At this week’s Glossy Summit in Miami, centered on mastering the modern retail experience, executives from top brands and retailers met in groups to discuss the biggest issues on their minds today. Group 1 focused on the personalization of e-commerce, including how much is too much and what strategies are most effective.

Understanding personalization
“I feel like a lot of brands say they’re doing personalization, and they’re not. They say, ‘We put your name in an email subject line.’ That, to me, is not personalization. I still think we have a ways to go in terms of retailers becoming advanced in personalization. It’s the same thing with AI. I feel like everyone says they’re doing AI, but it’s not AI, it’s not machine learning. It’s software that has existed for five years.”

“We keep talking about segmentation and ‘how to market to that group,’ but this isn’t about groups, it’s about an individual. If personalization is what you’re talking about, and you have 200 million shoppers, then you have 200 million ways to reach them. In a group that’s 18-24 years old, you could have an 18-year-old with two kids, and you could be an 18-year-old graduating from Columbia. Why are we still grouping people into old-school categories? They don’t mean anything.”

“It’s not just the marketing department or the customer experience that needs to think about personalization, it’s going to impact the whole company.”

“True personalization is on the individual level, but that’s not scalable for a lot of businesses yet.”

Braving personalization
“Every single retailer, when you talk to them about personalization or when you start mentioning the plans and what you want to do with it, they start jumping for joy. They all want to [personalize] — whether it’s a question of resources on their side, I don’t know.“

“We do a bit, and we’re going to do much more personalization through our newsletters. We’re a little bit unsure as to where to start and where to stop. We’re known for our original product and our strong point of view, and I think there can be too much personalization.”

“Inspiration can get lost in the idea of personalization.”
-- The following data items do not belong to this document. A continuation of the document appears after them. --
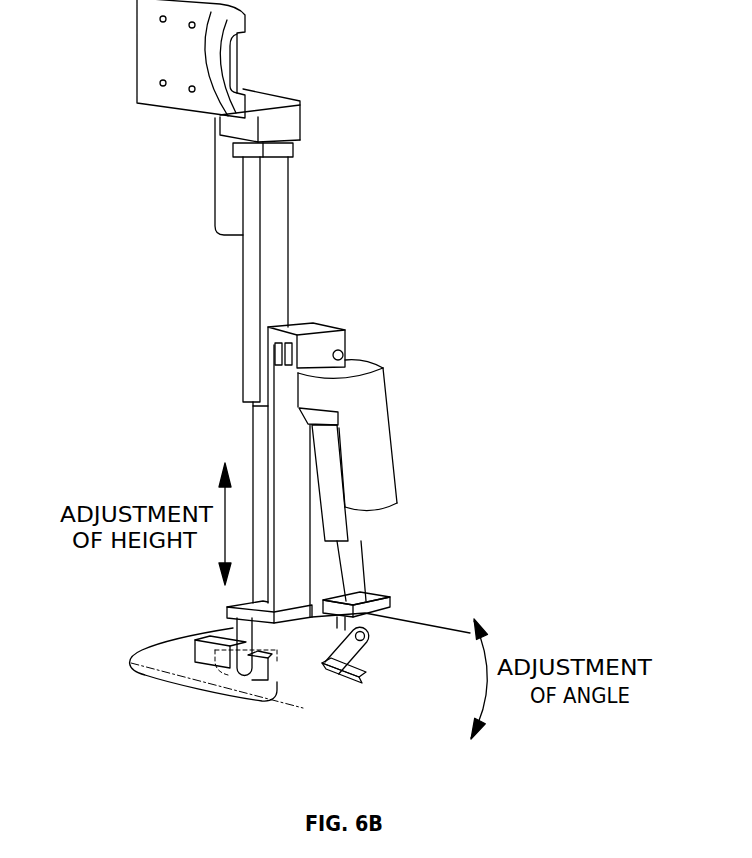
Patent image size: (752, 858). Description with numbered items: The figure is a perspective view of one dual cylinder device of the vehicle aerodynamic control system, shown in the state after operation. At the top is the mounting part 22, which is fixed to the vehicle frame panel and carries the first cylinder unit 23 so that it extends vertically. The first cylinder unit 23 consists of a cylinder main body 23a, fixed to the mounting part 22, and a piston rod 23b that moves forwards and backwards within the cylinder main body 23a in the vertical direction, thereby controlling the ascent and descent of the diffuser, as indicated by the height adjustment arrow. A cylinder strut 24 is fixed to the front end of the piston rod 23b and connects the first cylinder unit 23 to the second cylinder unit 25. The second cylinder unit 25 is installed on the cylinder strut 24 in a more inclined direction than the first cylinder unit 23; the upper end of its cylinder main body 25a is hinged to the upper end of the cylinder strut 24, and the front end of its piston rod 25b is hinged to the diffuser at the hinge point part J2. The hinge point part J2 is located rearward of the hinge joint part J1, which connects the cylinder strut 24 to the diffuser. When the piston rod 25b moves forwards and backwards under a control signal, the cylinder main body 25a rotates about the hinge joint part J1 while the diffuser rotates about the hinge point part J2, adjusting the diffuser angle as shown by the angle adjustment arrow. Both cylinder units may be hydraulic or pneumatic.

The mounting part 22 is at (145, 57).
The first cylinder unit 23 is at (243, 271).
The cylinder main body 23a is at (243, 345).
The piston rod 23b is at (255, 443).
The cylinder strut 24 is at (288, 603).
The second cylinder unit 25 is at (372, 525).
The cylinder main body 25a is at (328, 465).
The piston rod 25b is at (355, 572).
The hinge joint part J1 is at (240, 697).
The hinge point part J2 is at (361, 636).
“There’s a fine line between when personalization is welcome and when it’s not. If you are searching for something specific and you know what you want, you almost don’t want that intervention. It can be intrusive.”

Personalizing effectively
“When people get our back-in-stock alert and they’re ready to buy, that’s our happiest customer — and it makes conversion rate higher. We are learning so much about the customer by them just indicating what they wanted that we didn’t have. It’s another data point that will allow us to personalize in the future — and it’s feedback we can give our partners: We had more demand than you had product.”

“ROI is almost immediate and conversion rate goes up when we personalize emails. We’re making the experience better and more tailored to the customer.”

“Luxury personalization is where we’re struggling most. What we’ve been doing that has been working well, more in our international markets, is using artificial intelligence to clench [customers’] discovery in creating personalization and curation — not in the actual products, but in the product recommendations.”

“You can gather quite a lot of attitudinal data on how things make consumers feel, and use that as positive seed sets to build out experiences and to curate, making [customers] want to go to a store to ask for your products overs someone else’s. “

Contributing: Jill Manoff, Hilary Milnes.